My point is that commuters have their daily departure routine down to minutes, if not seconds. They don't need a lounge. (Encourage the commuter lines to bring back the Bar Car that lasted over 100 years until 1970.) Let the vacationing families have their once in a lifetime experience. But encourage Amtrak to recognize there are many business travelers who are sick and tired of the flying hassle and enjoy relaxing day or overnight trips. Amtrak might just get increased revenue from their under 500 mile trips.

All it took for me to convince my Finance Manager in 1988 was comparing $1650 flying (airfare+2 motel nights in WAS) versus 19/20 sleeper 2-way for $750, 1988 prices. His response, "Oh, have a nice trip". LOL


----------



## Cal (May 11, 2021)

Devil's Advocate said:


> I'd rather separate Business Class and Sleeper Class. LAUS has no showers and is overrun with commuters for some reason. If I was commuting I'd only use the lounge if my inbound was early or my outbound was late. The Legacy lounge seemed like a great commuter pit stop and then Amtrak changed gears and closed it forever.


However that also means that the lounge is useless between the hours of 10 AM and 5 PM, and between 6 PM and 9 PM. I think that having lounge access is a nice plus for business class. 

I do think that the LAUS lounge should be expanded. It got/gets really crowded for the Starlight departure, and I'm sure it was far from empty for the Chief and Sunset/Eagle.


----------



## jebr (May 11, 2021)

Devil's Advocate said:


> How many Amtrak customers spend $450 or more on annual maintenance fees for airline and hotel-focused credit cards with no other means of accessing Amtrak lounges? How many Priority Pass members even know that Amtrak lounges exist?
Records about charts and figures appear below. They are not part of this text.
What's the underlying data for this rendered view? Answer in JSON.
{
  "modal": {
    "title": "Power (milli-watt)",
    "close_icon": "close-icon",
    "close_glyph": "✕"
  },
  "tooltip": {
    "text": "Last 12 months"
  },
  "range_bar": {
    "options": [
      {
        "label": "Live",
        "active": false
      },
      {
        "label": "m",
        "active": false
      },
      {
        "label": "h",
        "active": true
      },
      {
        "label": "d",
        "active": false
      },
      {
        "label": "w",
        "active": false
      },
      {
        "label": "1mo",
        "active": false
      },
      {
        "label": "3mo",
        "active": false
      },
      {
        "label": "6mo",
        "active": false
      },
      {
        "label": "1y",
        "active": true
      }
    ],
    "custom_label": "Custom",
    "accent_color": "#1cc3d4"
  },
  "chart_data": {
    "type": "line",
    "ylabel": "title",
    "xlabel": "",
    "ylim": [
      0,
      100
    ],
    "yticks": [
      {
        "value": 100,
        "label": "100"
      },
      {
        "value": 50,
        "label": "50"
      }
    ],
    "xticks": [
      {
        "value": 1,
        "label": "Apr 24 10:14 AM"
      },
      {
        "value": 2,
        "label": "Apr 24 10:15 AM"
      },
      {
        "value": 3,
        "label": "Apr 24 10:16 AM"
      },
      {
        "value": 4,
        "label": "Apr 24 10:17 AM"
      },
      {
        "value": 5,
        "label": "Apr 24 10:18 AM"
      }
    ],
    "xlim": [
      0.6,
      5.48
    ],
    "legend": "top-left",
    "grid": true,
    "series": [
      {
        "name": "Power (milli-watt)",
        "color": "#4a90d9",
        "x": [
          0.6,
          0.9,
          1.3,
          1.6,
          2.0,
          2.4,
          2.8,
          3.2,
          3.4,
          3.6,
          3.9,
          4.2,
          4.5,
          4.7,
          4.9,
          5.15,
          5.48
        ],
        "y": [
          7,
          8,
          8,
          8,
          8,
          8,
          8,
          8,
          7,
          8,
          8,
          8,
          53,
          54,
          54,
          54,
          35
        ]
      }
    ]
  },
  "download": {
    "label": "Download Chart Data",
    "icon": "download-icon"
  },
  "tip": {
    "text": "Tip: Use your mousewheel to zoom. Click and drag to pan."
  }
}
Seems like a pretty niche target to chase.



On the NEC, likely quite a few would hit that target demographic. Most of those cards come with benefits that help make up for that annual fee regardless, especially in larger cities where the benefits are more useful. For example, the Chase Sapphire Reserve is $550, but there's a $300 travel credit (so if you use that the "effective" fee is $250/year) and it comes with a DoorDash membership and credit, Lyft Pink membership, and a few other benefits along with the Priority Pass membership. Given that Amtrak doesn't sell the membership at all, and you need ~$5000 in Amtrak spend to get Select Plus and membership that way, there's probably a fair amount of people who travel Acela business or on the Northeast Regionals somewhere between a couple times a month and a few times a year that wouldn't have lounge access, but might be able to justify a card with Priority Pass access.


----------



## Devil's Advocate (May 12, 2021)

Cal said:


> However that also means that the lounge is useless between the hours of 10 AM and 5 PM, and between 6 PM and 9 PM. I think that having lounge access is a nice plus for business class. I do think that the LAUS lounge should be expanded. It got/gets really crowded for the Starlight departure, and I'm sure it was far from empty for the Chief and Sunset/Eagle.


I feel like the the lounge has an identity problem of sorts. As a sleeper pax I feel like an afterthought, while as a commuter I would prefer a quiet place to get work done or an entertaining place to meet over drinks, neither of which seem applicable to this particular lounge. In the end it just leaves me feeling confused as to the purpose and intent.



jebr said:


> Given that Amtrak doesn't sell the membership at all, and you need ~$5000 in Amtrak spend to get Select Plus and membership that way, there's probably a fair amount of people who travel Acela business or on the Northeast Regionals somewhere between a couple times a month and a few times a year that wouldn't have lounge access, but might be able to justify a card with Priority Pass access.


You make a valid point and perhaps it makes sense to join Priority Pass when traffic is low to make ends meet. That being said I cannot help but think the long term benefits of Priority Pass affiliation must be rather minimal having seen so many lounges sever ties once on-network traffic returns and they're back in the black again (presumably). If anything the really curious part is that Amtrak still doesn't sell membership directly like the other lounge networks.


----------